C'est loin le Mexique et avec toute la sympathie qu'occasionne ce mouvement,ici nous ne pouvons pas les soutenir.Par contre,nous pouvons soutenir des mouvements de revendications qui se passent,en France,en Ile-de-France meme comme le mouvement des salariés sans-papiers dans la réstauration….Depuis trois jours que le mouvement dure,je n'ai encore rien lu ici sur cette mobilisation.Pourquoi rue 89 garde le silence sur ce juste combat ? Je me pose la question………..

Portrait de NuklearCocroach

De NuklearCocroach

20H48 | 16/04/2008 | Permalien

Ils ont bien raison de bloquer la privatisation,et si par la même occase ils arrivent à virer leurs cancrelats de gouvernants vendus à l'Oncle Sam,ça sera encore mieux.Viva Mexico ! ! !

Portrait de Job

à NuklearCocroach Portrait de NuklearCocroach De Job

06H08 | 17/04/2008 | Permalien

« vendus à l'Oncle Sam », ce n'est pas à mon avis le principal problème des gouvernants mexicains.

Portrait de Simonette

De Simonette

Enseignant dans l'Hérault | 19H34 | 18/04/2008 | Permalien

ça branle dans le manche, surtout quand les femmes s'y mettent.
Elles ont une manière de faire la révolution qui ne ressemblent à rien, ou plutôt qui n'appartient qu'à elles.
je pense parfois à Rosa Luxemburg, ma camarade, ma soeur, ma mère, mon amie. Elle, qui avait tout subi, de l'humiliation et des trahisons, s'apitoyait devant la souffrance d'un buffle tabassé par son cornac.
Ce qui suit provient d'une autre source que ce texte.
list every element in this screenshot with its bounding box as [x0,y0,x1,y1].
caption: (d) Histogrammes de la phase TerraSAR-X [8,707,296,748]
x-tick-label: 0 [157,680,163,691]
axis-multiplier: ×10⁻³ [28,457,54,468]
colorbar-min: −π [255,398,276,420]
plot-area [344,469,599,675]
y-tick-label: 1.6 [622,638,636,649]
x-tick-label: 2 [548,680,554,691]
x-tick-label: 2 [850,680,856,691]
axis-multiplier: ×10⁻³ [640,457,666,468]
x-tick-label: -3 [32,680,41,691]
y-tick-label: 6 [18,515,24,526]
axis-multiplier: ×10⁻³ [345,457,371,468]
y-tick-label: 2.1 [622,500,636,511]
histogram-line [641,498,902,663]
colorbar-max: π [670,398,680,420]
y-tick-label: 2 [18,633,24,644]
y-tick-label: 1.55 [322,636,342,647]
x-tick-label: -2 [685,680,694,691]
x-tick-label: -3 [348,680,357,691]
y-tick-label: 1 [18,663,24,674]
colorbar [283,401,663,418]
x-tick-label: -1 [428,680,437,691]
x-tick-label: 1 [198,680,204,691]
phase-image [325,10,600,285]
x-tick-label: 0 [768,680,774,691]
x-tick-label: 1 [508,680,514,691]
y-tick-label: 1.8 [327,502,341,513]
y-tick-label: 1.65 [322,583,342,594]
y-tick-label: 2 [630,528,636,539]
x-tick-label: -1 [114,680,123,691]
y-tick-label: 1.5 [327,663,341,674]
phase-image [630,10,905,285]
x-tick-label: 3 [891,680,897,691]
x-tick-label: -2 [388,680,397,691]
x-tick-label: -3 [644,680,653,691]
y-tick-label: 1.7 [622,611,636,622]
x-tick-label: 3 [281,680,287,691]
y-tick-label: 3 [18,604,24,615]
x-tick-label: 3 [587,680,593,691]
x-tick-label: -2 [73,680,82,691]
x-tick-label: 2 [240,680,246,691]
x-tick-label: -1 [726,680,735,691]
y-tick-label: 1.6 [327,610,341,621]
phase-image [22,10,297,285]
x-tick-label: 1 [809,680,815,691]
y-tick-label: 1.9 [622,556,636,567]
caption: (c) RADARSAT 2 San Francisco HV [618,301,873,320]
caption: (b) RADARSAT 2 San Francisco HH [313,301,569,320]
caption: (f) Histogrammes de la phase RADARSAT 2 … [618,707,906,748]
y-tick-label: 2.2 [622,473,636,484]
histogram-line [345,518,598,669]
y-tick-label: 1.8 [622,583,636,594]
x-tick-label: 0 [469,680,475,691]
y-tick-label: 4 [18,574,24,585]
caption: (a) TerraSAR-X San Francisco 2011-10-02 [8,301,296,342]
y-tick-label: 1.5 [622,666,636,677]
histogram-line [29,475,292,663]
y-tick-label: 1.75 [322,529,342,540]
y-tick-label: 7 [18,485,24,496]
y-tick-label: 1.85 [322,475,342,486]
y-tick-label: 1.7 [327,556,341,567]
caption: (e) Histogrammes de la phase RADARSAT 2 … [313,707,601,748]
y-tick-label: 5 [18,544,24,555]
Ce buffle apportait les provisions dans la prison où Rosa la Rouge était enfermée. Rosa voyait dans la détresse animale quelque chose de plus humain que l'humain. Elle disait : « mon frère buffle, tu pleures par mes yeux, notre souffrance est pareille ».
Et c'est elle qui mourut, assassinée, d'avoir voulu la grève politique comme réponse à la montée des fascismes environnants. Lucide et généreuse, une femme, quoi.